Con la segunda guerra mundial las cosas cambian de manera radical. Desde los bombardeos de Hamburgo y Dresde hasta las bombas atómicas sobre Hiroshima y Nagasaki, pasando por el bombardeo japonés a Chongqing hasta los campos de concentración alemanes, el objetivo pasó a ser la población. Hay un antes y un después de esa guerra y de los campos de concentración, como señala Giorgio Agamben, ya que tanto el campo como el “bombardeo estratégico” se convirtieron en paradigmas de la política y de la guerra modernas.

No se trata de la aparición de la aviación como forma central del combate. Al revés: la aviación se convierte en decisiva porque el objetivo pasa a ser la población. Vietnam es otro punto de inflexión. Es la primera vez que los muertos estadunidenses se cuentan por miles, con un impacto mucho mayor que en las guerras anteriores. A partir de ahí, la guerra aérea redobla su importancia para evitar entrar en el cuerpo a cuerpo con el inevitable saldo de bajas propias.

La acumulación por despojo (minería cielo abierto, monocultivos como la soya y las megaobras), tiene una lógica similar a la guerra actual, no sólo por el uso de herbicidas ensayados en la guerra contra el pueblo vietnamita, sino por la propia lógica militar: despejar el campo de población para hacerse con los bienes comunes. Para despojar/robar, es necesario quitar del medio a esa gente tan molesta, es el razonamiento del capital, una lógica que vale tanto para la guerra como para la agricultura y la minería (http://goo.gl/OBH7an).

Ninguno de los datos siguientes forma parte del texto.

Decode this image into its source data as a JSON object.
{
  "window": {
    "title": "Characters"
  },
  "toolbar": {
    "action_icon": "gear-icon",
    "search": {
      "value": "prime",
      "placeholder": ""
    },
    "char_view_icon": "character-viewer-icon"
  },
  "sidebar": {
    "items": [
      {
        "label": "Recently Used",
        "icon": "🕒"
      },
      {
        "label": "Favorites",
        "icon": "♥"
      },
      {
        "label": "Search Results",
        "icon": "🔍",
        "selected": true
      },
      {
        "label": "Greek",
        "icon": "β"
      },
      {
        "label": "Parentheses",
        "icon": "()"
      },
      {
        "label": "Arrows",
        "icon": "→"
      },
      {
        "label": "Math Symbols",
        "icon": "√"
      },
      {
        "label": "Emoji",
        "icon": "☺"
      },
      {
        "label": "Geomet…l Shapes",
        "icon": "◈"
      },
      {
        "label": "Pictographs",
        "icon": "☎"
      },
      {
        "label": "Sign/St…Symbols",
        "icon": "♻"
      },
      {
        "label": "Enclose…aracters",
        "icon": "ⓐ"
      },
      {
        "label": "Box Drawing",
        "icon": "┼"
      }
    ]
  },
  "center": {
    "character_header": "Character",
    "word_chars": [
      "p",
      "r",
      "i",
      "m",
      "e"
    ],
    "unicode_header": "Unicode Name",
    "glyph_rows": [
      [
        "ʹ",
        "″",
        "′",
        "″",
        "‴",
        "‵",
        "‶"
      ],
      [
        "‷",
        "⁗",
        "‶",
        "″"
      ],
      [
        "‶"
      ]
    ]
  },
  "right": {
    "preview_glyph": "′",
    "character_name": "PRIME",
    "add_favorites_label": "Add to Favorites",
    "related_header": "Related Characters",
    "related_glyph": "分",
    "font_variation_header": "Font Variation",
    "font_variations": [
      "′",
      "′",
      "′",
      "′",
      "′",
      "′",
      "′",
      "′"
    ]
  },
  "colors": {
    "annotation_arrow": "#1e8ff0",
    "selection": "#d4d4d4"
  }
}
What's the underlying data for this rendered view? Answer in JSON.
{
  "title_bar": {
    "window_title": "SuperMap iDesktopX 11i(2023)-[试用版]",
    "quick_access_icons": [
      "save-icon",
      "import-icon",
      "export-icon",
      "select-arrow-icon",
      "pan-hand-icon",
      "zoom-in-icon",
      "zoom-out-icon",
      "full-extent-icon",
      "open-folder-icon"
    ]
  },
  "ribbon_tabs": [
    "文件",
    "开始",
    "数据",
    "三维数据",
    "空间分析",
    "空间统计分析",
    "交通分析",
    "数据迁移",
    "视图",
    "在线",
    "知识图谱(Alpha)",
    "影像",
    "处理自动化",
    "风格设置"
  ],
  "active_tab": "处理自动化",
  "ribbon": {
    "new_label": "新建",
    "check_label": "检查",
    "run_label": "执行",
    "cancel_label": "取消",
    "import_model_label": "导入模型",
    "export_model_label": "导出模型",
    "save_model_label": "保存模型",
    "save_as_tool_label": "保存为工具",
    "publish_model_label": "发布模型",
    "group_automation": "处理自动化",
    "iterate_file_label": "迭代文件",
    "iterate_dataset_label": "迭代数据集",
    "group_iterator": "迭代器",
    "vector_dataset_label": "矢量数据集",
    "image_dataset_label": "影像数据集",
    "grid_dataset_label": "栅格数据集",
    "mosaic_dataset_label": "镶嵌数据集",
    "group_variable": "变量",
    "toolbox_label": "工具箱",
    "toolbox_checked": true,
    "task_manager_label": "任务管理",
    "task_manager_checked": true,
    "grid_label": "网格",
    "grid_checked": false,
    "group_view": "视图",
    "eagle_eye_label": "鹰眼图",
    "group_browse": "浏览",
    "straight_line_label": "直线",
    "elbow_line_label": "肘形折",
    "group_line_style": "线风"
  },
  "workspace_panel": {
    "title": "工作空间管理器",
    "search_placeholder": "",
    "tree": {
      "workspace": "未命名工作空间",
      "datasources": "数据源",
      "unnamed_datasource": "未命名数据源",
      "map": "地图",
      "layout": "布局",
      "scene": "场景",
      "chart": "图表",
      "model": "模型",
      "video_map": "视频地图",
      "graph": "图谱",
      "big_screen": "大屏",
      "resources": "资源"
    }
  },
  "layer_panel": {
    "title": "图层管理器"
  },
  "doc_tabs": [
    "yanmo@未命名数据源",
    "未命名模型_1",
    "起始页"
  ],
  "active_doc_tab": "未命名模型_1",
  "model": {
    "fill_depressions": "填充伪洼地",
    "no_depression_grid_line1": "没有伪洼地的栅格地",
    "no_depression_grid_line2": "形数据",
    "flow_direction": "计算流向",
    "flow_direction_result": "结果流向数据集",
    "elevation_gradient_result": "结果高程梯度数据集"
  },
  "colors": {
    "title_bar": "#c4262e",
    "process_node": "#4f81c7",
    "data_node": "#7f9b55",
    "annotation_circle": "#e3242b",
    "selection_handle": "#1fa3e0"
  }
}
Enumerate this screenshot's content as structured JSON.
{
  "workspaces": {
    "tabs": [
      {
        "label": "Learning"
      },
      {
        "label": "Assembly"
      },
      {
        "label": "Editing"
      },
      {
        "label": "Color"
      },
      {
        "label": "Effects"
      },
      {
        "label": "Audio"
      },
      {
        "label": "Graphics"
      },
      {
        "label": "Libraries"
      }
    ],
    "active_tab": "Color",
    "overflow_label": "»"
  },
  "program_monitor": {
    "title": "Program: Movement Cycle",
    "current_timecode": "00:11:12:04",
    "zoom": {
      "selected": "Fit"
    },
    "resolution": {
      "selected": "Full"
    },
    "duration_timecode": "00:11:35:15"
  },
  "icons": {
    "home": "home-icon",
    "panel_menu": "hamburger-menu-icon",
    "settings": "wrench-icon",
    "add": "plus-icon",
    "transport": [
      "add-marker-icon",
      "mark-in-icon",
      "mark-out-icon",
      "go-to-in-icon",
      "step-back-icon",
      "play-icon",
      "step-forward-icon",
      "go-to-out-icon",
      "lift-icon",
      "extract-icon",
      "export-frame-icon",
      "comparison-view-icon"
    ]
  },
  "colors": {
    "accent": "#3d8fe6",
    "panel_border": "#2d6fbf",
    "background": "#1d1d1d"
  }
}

Por eso, es importante referirse al modelo actual como “cuarta guerra mundial”, como hacen los zapatistas, ya que el sistema se comporta de ese modo, incluyendo por supuesto la medicina alopática que se inspira en los principios de la guerra. Los argumentos del EZLN cuadran con los de Agamben, cuando señala que el dominio de la vida por la violencia es el modo de gobierno dominante en la política actual, en particular en las regiones pobres del Sur global.

La brutal represión a los maestros en Oaxaca muestra la existencia de un totalitarismo disfrazado de democracia, que según Agamben se caracteriza por “la instauración, a través del estado de excepción, de una guerra civil legal, que permite la eliminación física no sólo de los adversarios políticos sino de categorías enteras de ciudadanos que por cualquier razón resultan no integrables en el sistema político” (El Estado de excepción, p. 25). El mismo autor nos recuerda que desde los campos de concentración no hay retorno posible a la política clásica, aquella que estaba focalizada en la demanda al Estado y la interacción con las instituciones.

¿Cómo denominar una forma de acumulación anclada en la destrucción y muerte de una parte de la humanidad? En la lógica del capital, la acumulación no es un fenómeno meramente económico, de ahí la importancia del análisis zapatista que pone el acento en el concepto de guerra. Quiero decir que el tipo de acumulación que necesita el capital en el período actual, no puede sino ir precedido y acompañado estructuralmente, de la guerra contra los pueblos. Guerra y acumulación son sinónimos, a tal punto que subordinan al Estado-nación a esa lógica.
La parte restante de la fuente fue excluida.